Child Custody Australia

Until 2006 Child Custody Australia was very much in favor of the mother. Today, both parents must be treated equally and things started to change. Progress toward equal treatment of women and men is slowly, but each year more fathers are entitled to child custody.

Child Custody is about which of the parents makes the important decisions about the life of the children and about who will take care of them. The internationally accepted principle is that "the child resides in accordance with the best interest of the child".

How to get Child Custody in Australia

Getting child custody Australia can be hard. Even if you try to get shared custody, your ex might be against it. So, if you expect difficulties getting custody and you want to arm yourself against it, we recommend you to read this book: Child Custody Strategies. Somewhere in these 1200 pages you will find your strategy. There are separate versions for women and men.

The way how child custody is organized during the divorce process is different from country to country. We explain the situation for Australia below.

The United Nations drew up the "United Nations Convention on the Rights of the Child". Today, the Convention on the Rights of the Child have been ratified by more than 193 countries. Important articles for children of divorce are of this convention:

Article 3: The child resides in accordance with the best interest of the child.
Article 9: The child's right not be separated from his or her parents against the child's will.
Article 10: If the parents live in different countries, the child has the right to maintain regular direct contact with both parents. All countries are obliged to cooperate to give the child free access and exit of the country for family reunification purposes.

Child Custody Australia.

Since the amendment in the Family Law in 2006, the term Custody is not used any more in the law. Instead the law uses "lives with" and "spends time with". Outside this law, Custody is still very much in use.

The Family Law describes the rules for child custody Australia. The Family Law is in line with the above mentioned "United Nations Convention on the Rights of the Child":

1. The rights of children to have a meaningful relationship with both their parents, to be protected from harm.
2. In principle, the parents should have equal joint custody responsibility, duties and powers.
3. Children should spend their time equally with each parent. Only if this is not in the interests of the child or not practicable a Court might decide otherwise. Week days and weekend days are counted separately.

However, despite this new law update, it is still hard for fathers to get shared parenting. Figures have gone up from 3% to 15% and are still climbing.

Before 2006 fathers were discriminated by the family courts regarding parenting. Those days, the focus was on fighting as hard as possible to get single parenting. The tactics involved digging up all possible information to prove that the other parent was unfit to care for the children.
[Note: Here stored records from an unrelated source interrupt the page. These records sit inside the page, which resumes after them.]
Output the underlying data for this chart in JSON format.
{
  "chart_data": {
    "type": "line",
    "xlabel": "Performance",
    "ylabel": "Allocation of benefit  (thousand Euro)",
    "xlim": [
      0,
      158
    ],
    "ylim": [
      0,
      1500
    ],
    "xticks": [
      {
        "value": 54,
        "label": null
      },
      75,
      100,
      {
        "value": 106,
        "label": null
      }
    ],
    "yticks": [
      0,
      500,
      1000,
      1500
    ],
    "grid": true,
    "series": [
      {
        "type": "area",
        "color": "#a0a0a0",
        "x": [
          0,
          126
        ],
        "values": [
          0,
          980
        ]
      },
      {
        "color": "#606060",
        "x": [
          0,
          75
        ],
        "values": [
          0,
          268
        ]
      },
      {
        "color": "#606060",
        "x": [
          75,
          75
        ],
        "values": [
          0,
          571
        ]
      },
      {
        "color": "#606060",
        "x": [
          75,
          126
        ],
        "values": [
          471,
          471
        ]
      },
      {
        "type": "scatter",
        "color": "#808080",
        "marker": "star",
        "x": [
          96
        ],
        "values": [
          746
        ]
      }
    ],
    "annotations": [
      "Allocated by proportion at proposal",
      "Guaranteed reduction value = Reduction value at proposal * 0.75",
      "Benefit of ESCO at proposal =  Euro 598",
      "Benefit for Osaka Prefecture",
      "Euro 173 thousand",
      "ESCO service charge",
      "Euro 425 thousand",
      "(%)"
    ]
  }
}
Today things are changing in the right direction. In order to get joint custody, parents should behave well in every aspect in life. They must be respectfull to each other and willing to cooperate. To get shared parenting, you should put away your emotions - how difficult it might be - and focus on the interest of the children.

And follow the post separation parenting course. There you will not learn to cook, to clean and to change diapers. It focusses on your cooperate with your ex and on how to make shared parenting a succes. By attending this course show your are very motivate to make it work for the benefit of your children.

In 2010 an evaluation report has been published, for which 28.000 people were involved. This report and many newspapers reported negative effects of the 2006 amendments:
1) it is more difficult for women to raise allegations of violence in the Family Court,
2) it is more difficult for women to relocate with their children after divorce.

Articles and investigations about Child Custody Australia report problems resulting from shared parenting. Most were due to violent or abusive fathers.

Investigations also report that where the law had not played any part in defining the shared parenting arrangements, the shared parenting works smoothly.